Showbiz biopics too often disappoint because instead of providing insights on their subjects’ creative process they tend to focus on their personal trials and tribulations and end up little more than glorified soap operas with a few tunes attached.
For a while in this one, it seemed that would not be the case. It concentrates on what the musician went through in 1981-82 while creating and producing his stark, acoustic “Nebraska” album. But here’s the thing. Springsteen suffered from chronic depression, and director Scott Cooper, working from a book by Warren Zanes (who also penned the far superior “20 Feet from Stardom”) chooses to make this the film’s central theme.

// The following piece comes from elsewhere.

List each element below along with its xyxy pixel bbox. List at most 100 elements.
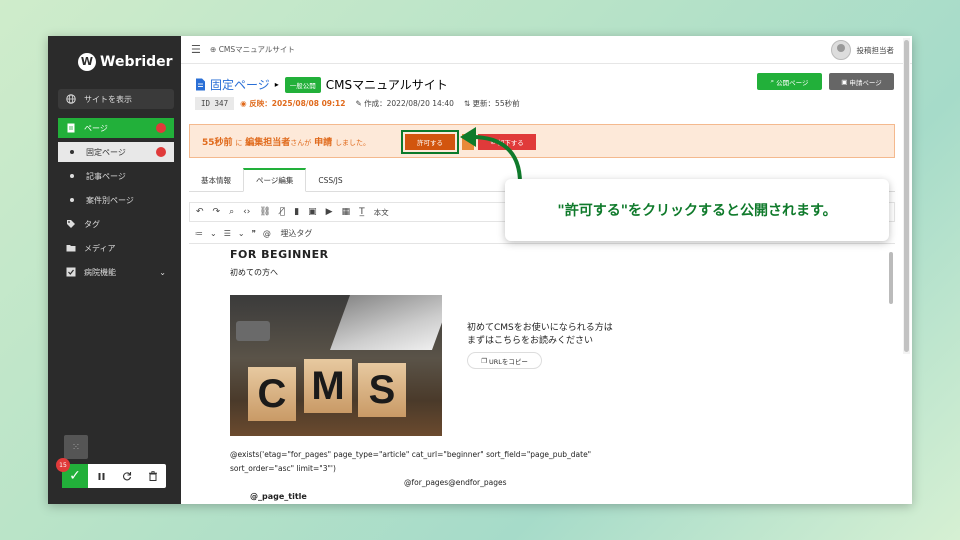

Perhaps he thought this against-the-grain, artist-in-crisis, American gothic approach would appeal to, you know, the Boss’s truer fans. The director’s ambition to make something that isn’t just a greatest-hits juke-box musical is admirable, but the execution falls short, and the result is, forgive me, dour and more than a little boring.

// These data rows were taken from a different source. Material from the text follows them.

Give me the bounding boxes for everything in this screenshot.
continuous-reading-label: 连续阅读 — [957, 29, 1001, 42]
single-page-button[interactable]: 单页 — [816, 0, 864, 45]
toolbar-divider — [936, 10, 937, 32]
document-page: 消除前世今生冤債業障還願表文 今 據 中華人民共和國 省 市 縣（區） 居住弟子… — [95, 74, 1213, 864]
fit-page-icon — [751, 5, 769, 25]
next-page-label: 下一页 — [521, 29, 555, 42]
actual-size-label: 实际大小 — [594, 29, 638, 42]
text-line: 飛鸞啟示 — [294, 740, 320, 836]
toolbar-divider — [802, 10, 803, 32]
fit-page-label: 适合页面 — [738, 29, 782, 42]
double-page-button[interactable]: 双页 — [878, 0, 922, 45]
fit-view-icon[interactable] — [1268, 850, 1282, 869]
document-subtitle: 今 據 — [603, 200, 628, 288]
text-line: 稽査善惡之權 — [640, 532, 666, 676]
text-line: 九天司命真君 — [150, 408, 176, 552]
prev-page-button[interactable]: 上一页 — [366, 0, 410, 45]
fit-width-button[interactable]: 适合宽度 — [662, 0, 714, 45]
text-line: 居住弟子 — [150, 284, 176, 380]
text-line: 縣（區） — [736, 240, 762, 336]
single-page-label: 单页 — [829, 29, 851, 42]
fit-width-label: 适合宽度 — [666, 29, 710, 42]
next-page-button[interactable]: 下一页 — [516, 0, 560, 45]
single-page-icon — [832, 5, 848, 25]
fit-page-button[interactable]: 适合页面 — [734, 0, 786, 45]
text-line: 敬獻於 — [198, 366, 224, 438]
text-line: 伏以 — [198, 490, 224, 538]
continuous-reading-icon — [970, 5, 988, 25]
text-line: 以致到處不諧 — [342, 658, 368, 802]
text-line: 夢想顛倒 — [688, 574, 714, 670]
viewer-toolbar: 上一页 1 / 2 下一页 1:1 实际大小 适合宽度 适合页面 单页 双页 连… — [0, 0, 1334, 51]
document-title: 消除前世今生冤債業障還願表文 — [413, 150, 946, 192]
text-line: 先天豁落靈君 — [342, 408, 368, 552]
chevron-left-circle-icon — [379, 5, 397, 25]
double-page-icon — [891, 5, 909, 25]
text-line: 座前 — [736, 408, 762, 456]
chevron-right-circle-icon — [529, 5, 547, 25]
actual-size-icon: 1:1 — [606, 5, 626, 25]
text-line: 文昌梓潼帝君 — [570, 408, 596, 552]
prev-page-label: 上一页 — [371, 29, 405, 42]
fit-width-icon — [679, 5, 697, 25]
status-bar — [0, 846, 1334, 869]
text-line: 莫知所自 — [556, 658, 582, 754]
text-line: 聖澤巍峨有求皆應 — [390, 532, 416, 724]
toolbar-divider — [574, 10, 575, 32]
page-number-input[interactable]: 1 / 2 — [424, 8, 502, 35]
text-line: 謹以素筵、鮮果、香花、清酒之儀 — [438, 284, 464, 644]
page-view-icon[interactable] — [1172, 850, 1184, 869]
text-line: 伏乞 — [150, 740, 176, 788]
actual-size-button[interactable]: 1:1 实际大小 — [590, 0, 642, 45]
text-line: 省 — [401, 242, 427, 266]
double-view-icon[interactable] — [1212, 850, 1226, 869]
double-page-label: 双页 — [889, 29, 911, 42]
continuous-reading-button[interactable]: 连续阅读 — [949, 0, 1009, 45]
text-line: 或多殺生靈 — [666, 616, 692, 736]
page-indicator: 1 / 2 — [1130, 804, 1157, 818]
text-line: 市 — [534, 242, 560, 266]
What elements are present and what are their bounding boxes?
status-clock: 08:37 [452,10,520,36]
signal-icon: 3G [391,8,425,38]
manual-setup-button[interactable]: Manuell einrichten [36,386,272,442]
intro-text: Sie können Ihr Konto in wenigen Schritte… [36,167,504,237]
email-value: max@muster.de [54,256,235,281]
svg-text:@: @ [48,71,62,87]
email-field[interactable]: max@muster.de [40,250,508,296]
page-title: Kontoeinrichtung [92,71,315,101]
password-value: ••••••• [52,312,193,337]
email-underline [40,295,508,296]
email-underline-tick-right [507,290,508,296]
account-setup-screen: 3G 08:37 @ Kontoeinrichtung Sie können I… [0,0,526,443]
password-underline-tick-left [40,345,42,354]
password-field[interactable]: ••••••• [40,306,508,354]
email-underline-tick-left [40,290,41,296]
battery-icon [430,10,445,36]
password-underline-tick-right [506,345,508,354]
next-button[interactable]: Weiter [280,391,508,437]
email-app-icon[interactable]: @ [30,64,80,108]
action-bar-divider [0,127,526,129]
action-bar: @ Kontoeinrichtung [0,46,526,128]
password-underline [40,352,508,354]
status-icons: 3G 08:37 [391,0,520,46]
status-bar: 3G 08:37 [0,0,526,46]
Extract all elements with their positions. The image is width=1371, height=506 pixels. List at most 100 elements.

On the plus side, Jeremy Allen White (The Bear), doing his own singing, mimics the star beautifully, and Jeremy Strong (Succession) as his producer and Stephen Graham as his abusive dad provide terrific supporting work.
It’s a valiant if not entirely successful attempt to understand the links between creativity and madness, a brooding, cerebral movie that lacks a clear dramatic arc and is ultimately not nearly as profound as it imagines itself to be. Well done for what it is, and ard-core fans will undoubtedly love it, but it never really transcends its central tortured-artist cliché.